Our study has limitations. As this study includes data from a single centre, the generalizability of our findings is limited. We collected data from an administrative database and are limited by the variables available in the data set. For example, we do not have data to determine when extracorporeal support was considered in relation to the device deployment. Likewise, we do not have patient-centered outcomes and the psychological impact of interdisciplinary palliative care on providing longitudinal psychosocial-spiritual support to families of extracorporeal membrane oxygenation survivors and non-survivors.

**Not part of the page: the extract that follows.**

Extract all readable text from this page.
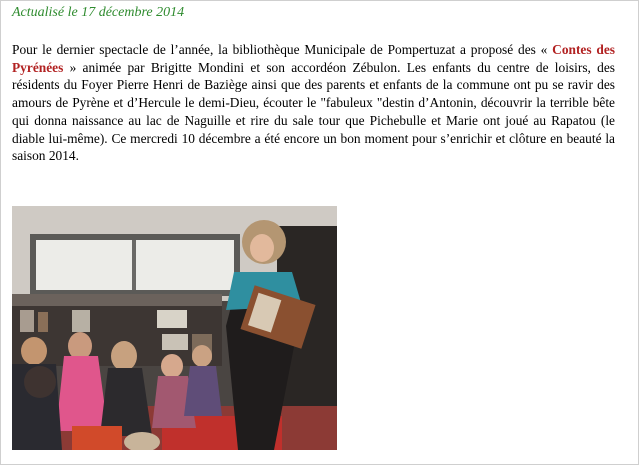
Actualisé le 17 décembre 2014
Pour le dernier spectacle de l’année, la bibliothèque Municipale de Pompertuzat a proposé des « Contes des Pyrénées » animée par Brigitte Mondini et son accordéon Zébulon. Les enfants du centre de loisirs, des résidents du Foyer Pierre Henri de Baziège ainsi que des parents et enfants de la commune ont pu se ravir des amours de Pyrène et d’Hercule le demi-Dieu, écouter le "fabuleux "destin d’Antonin, découvrir la terrible bête qui donna naissance au lac de Naguille et rire du sale tour que Pichebulle et Marie ont joué au Rapatou (le diable lui-même). Ce mercredi 10 décembre a été encore un bon moment pour s’enrichir et clôture en beauté la saison 2014.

In addition, there may be under or over-reporting of complex chronic conditions related to possible misclassifications in the International Classification of Disease version 10 Clinical Modification coding.
Conclusions
Children supported on extracorporeal membrane oxygenation and their families have long-term challenges that go beyond the acute hospitalisation. This study adds to previous literature on extracorporeal support in children and palliative care, highlighting that palliative care consultation occurred infrequently and late in the child’s extracorporeal membrane oxygenation course. Children who undergo extracorporeal membrane oxygenation are at high risk for psychosocial, medical sequelae, and mortality while the family often faces significant psychosocial issues. The interdisciplinary paediatric palliative care team provides support across all transitions of care starting early in the disease trajectory, through extracorporeal membrane support, rehabilitation, and beyond discharge to bereavement support when applicable.
Acknowledgements
None.
Financial support
Research reported in this publication was supported by the National Institute of Nursing Research of the National Institutes of Health under Award Number F31NR018987 (Wawrzynski, PI).
Conflicts of Interest
None.
Ethical standards
All procedures performed in study were in accordance with ethical standards of the institution and national research committee.